— Поскольку нам по дороге, позвольте задать вопрос.
— А я не знаю, куда вы идете.
— Туда же, куда и вы. В суд.
Лахтин промолчал.
— Не думал, что вы пешком туда ходите. Был уверен, что вас на машине возят.
Лахтин промолчал. А мост уже кончается. Скоро задавать вопросы станет физически невозможно.
— Думаю, за эти полтора года, что идёт процесс, вам уже тысячу раз хотелось послать всё к чёрту.
— Ошибаетесь. Наоборот: я хочу довести дело до логического конца.
— До посадки?
— До логического конца.
Помолчали. А вход в суд уже совсем близко. Слова про логический конец вроде бы загадочны, но загадки нет. Прокуроры убавили количество нефти, в похищении которой обвиняют Лебедева и Ходорковского, на 130 миллионов тонн. Но еще 220 миллионов оставили, а значит, уголовные статьи не изменились...
— Скажите, может ли быть, что обвинение запросит условный срок?
— Давайте не будем.
Прокурор Лахтин без задержки миновал металлоискатель и, ничего не предъявляя охране суда, исчез. А у меня, естественно, проверили сумку на предмет видеоаппаратуры, записали паспортные данные. А зачем их записывают — неизвестно. Неужели куда-то отправляют списки? Неужели где-то накапливаются наши прегрешения? Много ли там еще свободного места?
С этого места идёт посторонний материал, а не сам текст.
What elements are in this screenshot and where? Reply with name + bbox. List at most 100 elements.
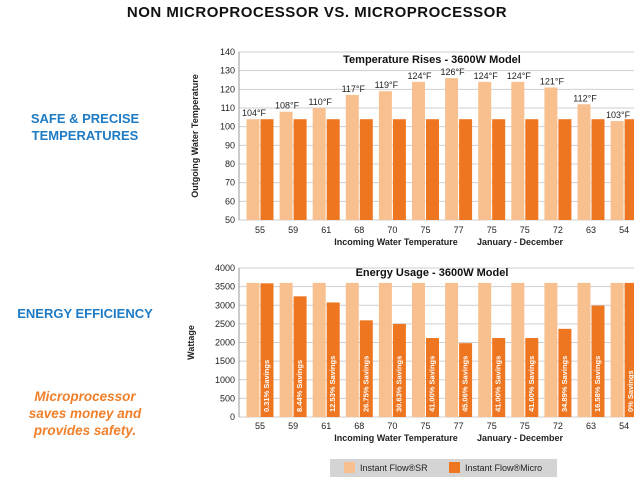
energy-ytick-label: 2000 bbox=[215, 338, 235, 348]
temp-ytick-label: 50 bbox=[225, 215, 235, 225]
energy-savings-label: 41.00% Savings bbox=[527, 356, 536, 412]
energy-ytick-label: 4000 bbox=[215, 263, 235, 273]
energy-ytick-label: 500 bbox=[220, 393, 235, 403]
energy-ytick-label: 1000 bbox=[215, 375, 235, 385]
temp-ytick-label: 90 bbox=[225, 140, 235, 150]
legend-label-sr: Instant Flow®SR bbox=[360, 462, 428, 473]
temp-data-label: 124°F bbox=[507, 71, 532, 81]
temp-bar-micro bbox=[459, 119, 473, 220]
temp-bar-sr bbox=[445, 78, 459, 220]
safe-label-line1: SAFE & PRECISE bbox=[30, 111, 140, 126]
energy-bar-sr bbox=[412, 282, 425, 417]
energy-savings-label: 41.00% Savings bbox=[494, 356, 503, 412]
temp-ytick-label: 70 bbox=[225, 178, 235, 188]
energy-ytick-label: 3000 bbox=[215, 300, 235, 310]
energy-savings-label: 16.58% Savings bbox=[593, 356, 602, 412]
temp-xlabel-months: January - December bbox=[477, 237, 564, 247]
temp-xtick-label: 63 bbox=[586, 225, 596, 235]
energy-bar-micro bbox=[392, 323, 406, 417]
energy-xtick-label: 75 bbox=[487, 421, 497, 431]
energy-savings-label: 45.06% Savings bbox=[461, 356, 470, 412]
energy-xtick-label: 77 bbox=[454, 421, 464, 431]
energy-bar-sr bbox=[279, 282, 293, 417]
temp-data-label: 124°F bbox=[474, 71, 499, 81]
temp-xtick-label: 75 bbox=[487, 225, 497, 235]
temp-bar-sr bbox=[412, 81, 425, 220]
temp-bar-sr bbox=[478, 81, 492, 220]
energy-bar-micro bbox=[624, 282, 634, 417]
temp-bar-micro bbox=[426, 119, 439, 220]
energy-savings-label: 41.00% Savings bbox=[427, 356, 436, 412]
temp-xtick-label: 70 bbox=[387, 225, 397, 235]
temp-xtick-label: 77 bbox=[454, 225, 464, 235]
energy-xlabel-months: January - December bbox=[477, 433, 564, 443]
energy-bar-sr bbox=[312, 282, 326, 417]
temp-xtick-label: 75 bbox=[420, 225, 430, 235]
temp-bar-sr bbox=[246, 119, 260, 220]
energy-savings-label: 0.31% Savings bbox=[262, 360, 271, 412]
temp-data-label: 103°F bbox=[606, 110, 631, 120]
energy-savings-label: 34.89% Savings bbox=[560, 356, 569, 412]
temp-xtick-label: 75 bbox=[520, 225, 530, 235]
energy-xtick-label: 75 bbox=[420, 421, 430, 431]
energy-savings-label: 0% Savings bbox=[626, 370, 634, 412]
temp-data-label: 119°F bbox=[375, 80, 399, 90]
energy-bar-sr bbox=[345, 282, 359, 417]
energy-xtick-label: 55 bbox=[255, 421, 265, 431]
energy-bar-sr bbox=[378, 282, 392, 417]
temp-xtick-label: 68 bbox=[354, 225, 364, 235]
temp-ytick-label: 120 bbox=[220, 84, 235, 94]
temp-xtick-label: 55 bbox=[255, 225, 265, 235]
tagline-line2: saves money and bbox=[28, 406, 142, 421]
temp-bar-sr bbox=[345, 94, 359, 220]
energy-bar-sr bbox=[445, 282, 459, 417]
legend: Instant Flow®SR Instant Flow®Micro bbox=[330, 459, 557, 477]
temp-bar-micro bbox=[525, 119, 539, 220]
temp-bar-sr bbox=[544, 87, 558, 220]
legend-label-micro: Instant Flow®Micro bbox=[465, 462, 543, 473]
safe-label-line2: TEMPERATURES bbox=[31, 128, 139, 143]
temp-data-label: 104°F bbox=[242, 108, 267, 118]
energy-bar-micro bbox=[359, 320, 373, 417]
legend-item-micro: Instant Flow®Micro bbox=[449, 462, 542, 473]
temp-data-label: 117°F bbox=[342, 84, 366, 94]
temp-bar-sr bbox=[511, 81, 525, 220]
energy-ytick-label: 2500 bbox=[215, 319, 235, 329]
energy-xtick-label: 54 bbox=[619, 421, 629, 431]
energy-savings-label: 12.53% Savings bbox=[328, 356, 337, 412]
tagline: Microprocessor saves money and provides … bbox=[0, 388, 170, 439]
tagline-line1: Microprocessor bbox=[34, 389, 136, 404]
temp-ytick-label: 60 bbox=[225, 196, 235, 206]
energy-savings-label: 30.63% Savings bbox=[394, 356, 403, 412]
temp-data-label: 124°F bbox=[407, 71, 432, 81]
temp-xtick-label: 54 bbox=[619, 225, 629, 235]
energy-bar-micro bbox=[293, 296, 307, 417]
energy-savings-label: 8.44% Savings bbox=[295, 360, 304, 412]
energy-bar-sr bbox=[577, 282, 591, 417]
energy-bar-micro bbox=[558, 328, 572, 417]
legend-item-sr: Instant Flow®SR bbox=[344, 462, 428, 473]
temp-bar-micro bbox=[492, 119, 506, 220]
energy-ylabel: Wattage bbox=[186, 325, 196, 360]
temp-bar-sr bbox=[279, 111, 293, 220]
energy-efficiency-label: ENERGY EFFICIENCY bbox=[17, 306, 153, 321]
energy-bar-sr bbox=[610, 282, 624, 417]
energy-ytick-label: 1500 bbox=[215, 356, 235, 366]
energy-bar-sr bbox=[544, 282, 558, 417]
energy-savings-label: 26.75% Savings bbox=[361, 356, 370, 412]
temp-xlabel: Incoming Water Temperature bbox=[334, 237, 458, 247]
energy-xtick-label: 68 bbox=[354, 421, 364, 431]
page-title: NON MICROPROCESSOR VS. MICROPROCESSOR bbox=[126, 4, 508, 21]
temp-bar-micro bbox=[591, 119, 605, 220]
temp-ytick-label: 130 bbox=[220, 66, 235, 76]
temp-xtick-label: 61 bbox=[321, 225, 331, 235]
temp-chart-title: Temperature Rises - 3600W Model bbox=[343, 54, 521, 66]
energy-xtick-label: 75 bbox=[520, 421, 530, 431]
temp-data-label: 121°F bbox=[540, 76, 565, 86]
temp-bar-sr bbox=[312, 108, 326, 220]
temp-bar-micro bbox=[392, 119, 406, 220]
temp-bar-micro bbox=[624, 119, 634, 220]
legend-swatch-sr bbox=[344, 462, 355, 473]
energy-bar-micro bbox=[459, 343, 473, 417]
В зал провели обвиняемых, заседание началось, прокуроры продолжили свое выступление в прениях, то есть продолжили читать бесконечные страницы: кто, где, когда, кому, что сказал. А потом возник случайный маленький перерывчик, и прокурор Гюльчехра Ибрагимова прошла в прокурорскую комнату и не заперла дверь за собой. Эх, была не была.
— Извините за беспокойство, нельзя ли узнать, как долго обвинение будет выступать в прениях? (Это такой язык, на который невольно переходишь.)
— Предполагаю, до конца недели.
— Вы, обвинители, конечно, уже решили, какое наказание будете просить для обвиняемых. Не скажете ли, какой срок?
Прокурор Ибрагимова улыбнулась и покачала головой, что означало “не скажу”.
— Скажите, а возможно ли, что обвинение попросит условное наказание?
Она еще лучше улыбнулась, но головой не кивала, не качала, ни-ни-ни, а глаза говорили: “Давайте не будем”.
Сомнений нет. Улыбки прокуроров обещают все что угодно, кроме снисхождения к подсудимым. Обвинение запросит реальный срок. Вряд ли меньше десяти лет...
А когда суд закончится приговором (какой он ни будь), эти прокуроры, которые уже полтора года пользуются таким вниманием прессы и публики, сойдут со сцены в рутину кабинетной работы. Надолго, может быть, навсегда. Нравится ли им внимание общества, нацеленные телекамеры и микрофоны — трудно сказать. Может быть, нравится. Может быть, они чувствуют себя в каком-то смысле звёздами. Но ведь это не телешоу, не “за стеклом”, не игра. Надо очень верить в свою правоту; хотя бы для того, чтобы спать спокойно. Неужели эти четверо прокуроров верят в свою правоту? Неужели спят спокойно?
…Судебный пристав, проверяющий входящих, сказал с досадой, что не верит ничему, что пишут в газетах.
— Почему?!
— Сплошное враньё.
— Вы ошибаетесь. В газетах факты. Жизнь такая невероятная, что ничего придумывать не надо.
— А про нас написали, что мы ОМОН и что мы со злорадством копаемся в ваших сумках.
— Это, наверное, девушка написала. Девушки видят крепких людей в чёрной форме и думают, что это ОМОН. Они не знают, что вы — судебные приставы.
А про злорадство не стал ничего ему говорить. Конечно, никакого злорадства, никакого удовольствия приставы не получают, копаясь в наших сумках. Может, это им еще противнее, чем нам. Но мы торопимся, боимся опоздать (когда заседание начнётся, в зал никого не пустят), и всякая задержка кажется нам умышленной и враждебной. А у них своя работа, свои инструкции.
Им кажется, будто мы злонамеренно врем,а людям кажется, что в черной форме — враги. Мы никогда не договоримся, потому что не разговариваем.